Events leading to the Department’s suit

          In 2007, the father, who admitted to recreational use of marijuana, entered his second guilty plea to a marijuana possession charge after he was apprehended with a small amount of marijuana and over $5,000 in cash.  As an immigrant with prior criminal convictions, the father came under the scrutiny of federal immigration officials.  The Immigration and Customs Enforcement Agency (ICE) began proceedings to deport the father to his home country of Lebanon.  

          In late 2008, the father began dating S.L.  S.L. became pregnant with G. in early 2009.  S.L., a drug abuser, admitted to using cocaine and marijuana, as well as prescription pain medications, including alprazolam and hydrocodone.  By then, she already had an extensive history with the Department, first as the child of a drug-addicted mother and later as a drug-addicted mother herself, charged with neglect of the three children she had given birth to before becoming pregnant with G.[1]  Early in the father’s relationship with S.L., the Department was providing family-based services to S.L. to monitor her and assist in the care of her son, N.

The father provided S.L. with housing and cash during their relationship.  His income came from various sources, including a number of rental properties, construction work, and Houston Chronicle sales.  At trial, the father valued his rental properties at $1.5 million, an amount significantly higher than the approximately $30,000 appraised value of his properties recorded in county tax records.  The father’s records show that he has used more than one Social Security number, and the amount of income reported on his federal income tax return was a fraction of the amount of income he testified to at trial.

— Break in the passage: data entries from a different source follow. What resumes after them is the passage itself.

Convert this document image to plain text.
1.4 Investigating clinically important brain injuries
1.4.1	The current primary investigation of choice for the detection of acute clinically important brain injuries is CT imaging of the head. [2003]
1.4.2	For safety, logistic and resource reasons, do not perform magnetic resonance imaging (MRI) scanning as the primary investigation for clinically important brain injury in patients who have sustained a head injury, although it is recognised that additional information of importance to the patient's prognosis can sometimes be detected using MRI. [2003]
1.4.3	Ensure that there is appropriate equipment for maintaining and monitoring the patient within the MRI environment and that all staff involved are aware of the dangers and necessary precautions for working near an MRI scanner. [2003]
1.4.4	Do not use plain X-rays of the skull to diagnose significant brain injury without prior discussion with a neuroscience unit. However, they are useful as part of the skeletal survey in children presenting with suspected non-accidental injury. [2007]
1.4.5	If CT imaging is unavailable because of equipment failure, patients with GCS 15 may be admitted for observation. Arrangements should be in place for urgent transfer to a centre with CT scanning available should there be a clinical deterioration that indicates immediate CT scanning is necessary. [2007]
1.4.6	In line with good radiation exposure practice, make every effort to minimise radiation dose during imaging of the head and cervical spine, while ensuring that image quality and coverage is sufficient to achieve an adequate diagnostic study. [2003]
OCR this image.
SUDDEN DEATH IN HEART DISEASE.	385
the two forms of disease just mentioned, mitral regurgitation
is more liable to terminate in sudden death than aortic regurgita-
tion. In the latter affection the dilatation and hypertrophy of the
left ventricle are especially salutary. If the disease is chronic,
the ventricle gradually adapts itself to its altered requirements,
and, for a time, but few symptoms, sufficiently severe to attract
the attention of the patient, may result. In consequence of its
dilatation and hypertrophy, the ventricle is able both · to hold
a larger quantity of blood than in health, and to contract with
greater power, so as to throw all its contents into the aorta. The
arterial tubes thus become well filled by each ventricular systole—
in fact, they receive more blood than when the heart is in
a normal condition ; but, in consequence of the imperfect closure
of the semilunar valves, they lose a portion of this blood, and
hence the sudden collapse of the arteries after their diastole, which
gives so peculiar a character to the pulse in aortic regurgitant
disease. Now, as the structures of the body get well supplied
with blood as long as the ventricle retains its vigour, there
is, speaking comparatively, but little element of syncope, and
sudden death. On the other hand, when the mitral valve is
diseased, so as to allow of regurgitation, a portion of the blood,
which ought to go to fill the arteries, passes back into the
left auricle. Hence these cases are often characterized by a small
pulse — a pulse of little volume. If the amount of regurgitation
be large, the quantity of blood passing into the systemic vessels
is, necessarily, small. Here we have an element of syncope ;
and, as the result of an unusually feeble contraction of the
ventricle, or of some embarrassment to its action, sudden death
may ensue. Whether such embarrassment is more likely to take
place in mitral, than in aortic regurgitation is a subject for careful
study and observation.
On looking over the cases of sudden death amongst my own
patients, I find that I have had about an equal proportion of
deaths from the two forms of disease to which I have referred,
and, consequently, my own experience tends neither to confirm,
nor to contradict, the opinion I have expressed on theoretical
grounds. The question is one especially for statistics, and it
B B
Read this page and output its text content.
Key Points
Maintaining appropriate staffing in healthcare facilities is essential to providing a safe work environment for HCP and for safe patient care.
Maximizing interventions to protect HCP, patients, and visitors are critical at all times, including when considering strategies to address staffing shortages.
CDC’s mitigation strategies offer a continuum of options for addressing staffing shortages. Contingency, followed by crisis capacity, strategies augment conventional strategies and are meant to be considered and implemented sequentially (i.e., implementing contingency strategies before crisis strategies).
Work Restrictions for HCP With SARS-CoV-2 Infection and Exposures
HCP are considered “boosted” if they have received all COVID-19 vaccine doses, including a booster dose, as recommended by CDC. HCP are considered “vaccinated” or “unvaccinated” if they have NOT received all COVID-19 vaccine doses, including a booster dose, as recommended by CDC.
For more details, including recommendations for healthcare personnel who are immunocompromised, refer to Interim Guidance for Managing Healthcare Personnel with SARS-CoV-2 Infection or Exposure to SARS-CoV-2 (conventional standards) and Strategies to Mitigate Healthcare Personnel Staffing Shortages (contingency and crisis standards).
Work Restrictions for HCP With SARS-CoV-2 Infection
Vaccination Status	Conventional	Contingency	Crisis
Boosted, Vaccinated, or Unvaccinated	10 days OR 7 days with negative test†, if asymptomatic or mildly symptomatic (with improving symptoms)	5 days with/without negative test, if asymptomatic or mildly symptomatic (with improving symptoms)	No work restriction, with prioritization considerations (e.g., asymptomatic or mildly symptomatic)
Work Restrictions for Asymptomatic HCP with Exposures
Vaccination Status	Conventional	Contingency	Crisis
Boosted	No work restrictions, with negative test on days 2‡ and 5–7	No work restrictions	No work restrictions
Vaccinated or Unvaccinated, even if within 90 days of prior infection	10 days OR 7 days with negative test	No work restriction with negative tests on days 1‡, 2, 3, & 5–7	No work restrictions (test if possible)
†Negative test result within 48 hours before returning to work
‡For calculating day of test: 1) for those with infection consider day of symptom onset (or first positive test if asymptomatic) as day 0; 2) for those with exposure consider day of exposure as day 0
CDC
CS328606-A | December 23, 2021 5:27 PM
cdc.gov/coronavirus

In March 2009, while pregnant with G., S.L. tested positive for cocaine, alprazolam, and opiates.  She entered a drug abuse treatment program.  She left eight-year-old N. with G’s father.  One day, the father left N. “with neighbors,” and N. disappeared.  S.L. reported N.’s disappearance to the Department.  N. was later found with his father, a drug addict who had recently been released from jail and was not authorized to have access to N. 

          The Department took custody of N. after this incident.  When the Department interviewed G.’s father about the circumstances that led to N.’s disappearance and removal from the home, the father denied his relationship with S.L.  He claimed that they were “just dating.”  When N. first came into the Department’s custody, he had regular visits with his mother and G.’s father.  The worker observing the visits became concerned by G.’s father’s apparent inability or unwillingness to control his anger and N.’s strongly negative emotional reaction in the aftermath of the visits.  N. disclosed in counseling that he was afraid of G.’s father, and that the father had hit him on two separate occasions.  In a supervised visit following N.’s outcry, the father kept saying to him, “Why you telling people I hit you? I didn’t hit you.  Why you keep saying—making statements that I’m the one that attacked you?”, until the boy was reduced to tears.   Shortly after this incident, the Department ended the family visits.  Ultimately, S.L.’s parental rights over N. were terminated.

          In the meantime, S.L. had left the drug treatment program when N. disappeared in March 2009.  She relapsed into drug use.  She tested positive for benzodiazepine and opiates with cocaine during prenatal visits.  In July, when S.L. was six-and-a-half months pregnant with G., she arrived at the emergency room complaining of labor pains.  She admitted to recent drug use, and was evaluated for a possible overdose.  Doctors admitted her to the hospital and advised her to remain for twenty-three hours for monitoring to ensure that her unborn child, G., was out of danger.  Just five hours after she was admitted, however, G.’s father arrived.